Here is the start position. It is an epic game, so we will play 15 turns(the length of a whip cycle) from this point:
The goal is to produce as many hammers as possible in those 15 turns. No padding stats by stacking whip anger or anything like that. Just good old fashioned killing of grassland mines.
The killing grassland mines option builds a settler for one turn then whips it and builds a library with the overflow plus some turns of production while regrowing. When it hits the happy cap, it starts a settler. Total hammers produced:
135 (library) + 149 (settler) + 89 (partial settler build) = 373 hammers
Also note that because of the ridiculous regrowth rate, this city had to work some sub par tiles while finishing the library at population 6 to avoid growing into unhappiness. I could have skewed these numbers further by switching to a settler immediately at population 6 and working only the premium tiles the whole time.

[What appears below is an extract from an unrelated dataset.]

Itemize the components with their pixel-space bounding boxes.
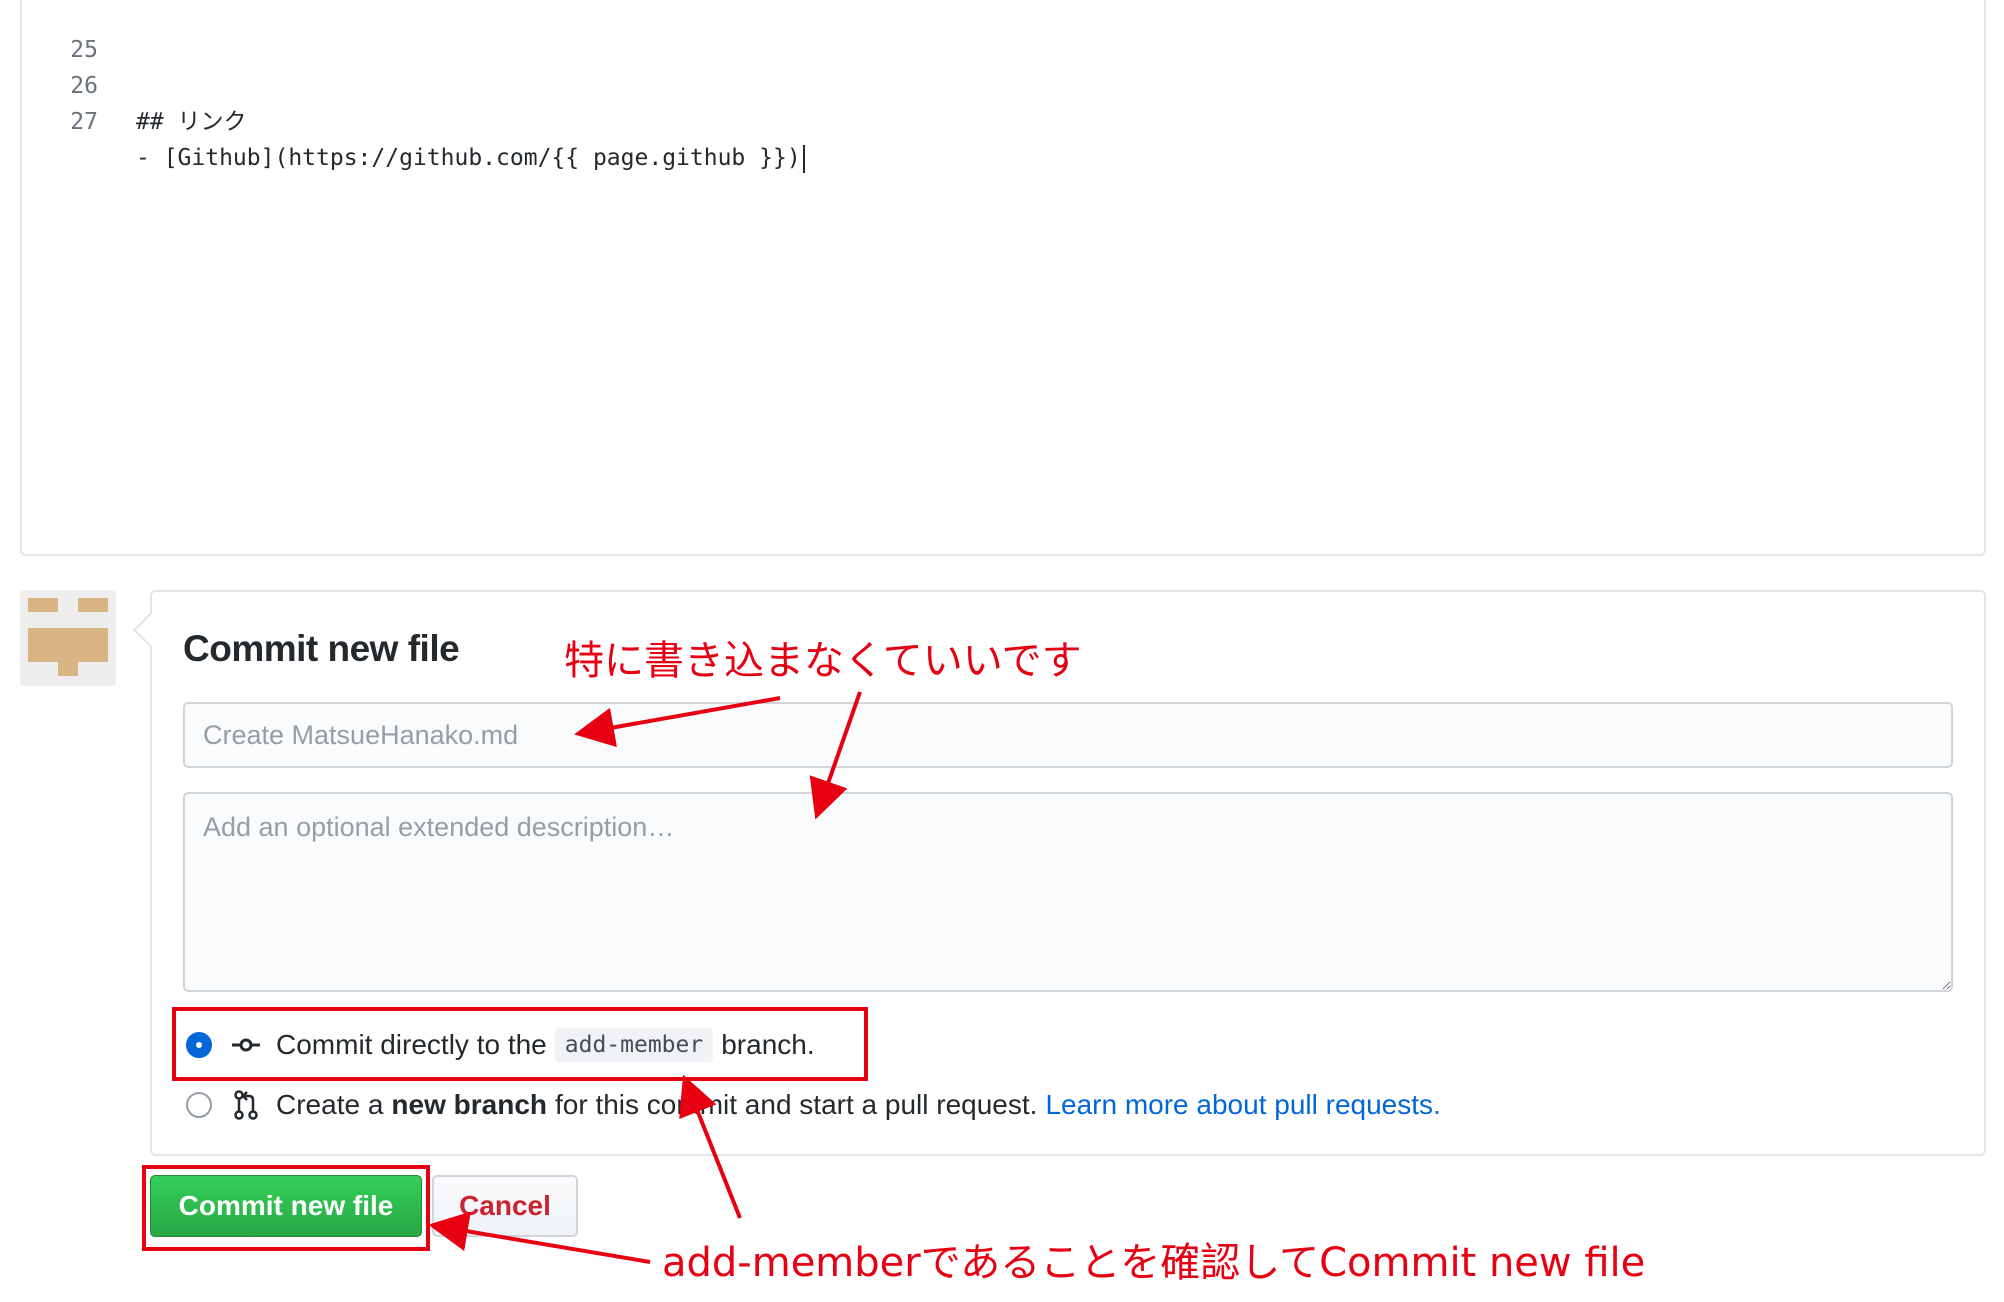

The second test attempts to avoid killing of grassland mines. So it builds a library for one turn then shifts production to settlers (which are going to be the highest hammer yield it can get with these tiles, until time expires) It produces 2 settlers in the time frame, and ends up with 8 overflow (that will be modified by the forge to be 10 overflow) that I am counting. Total hammers produced:
149 (settler) + 149 (settler) + 25 (partial library build) + 10 (overflow) = 333 hammers.
Admittedly, the second option produces a bit more commerce, but commerce is not the point of slavery. The first option produced 40 more hammers over 15 turns which is 2.67 hammers a turn. And it could have been worse if I arranged it so I only worked premium tiles the whole time.
Admittedly, this example is highly skewed in favor of killing the mines. But even if one of those clams was not improved it still would be superior to kill the mines.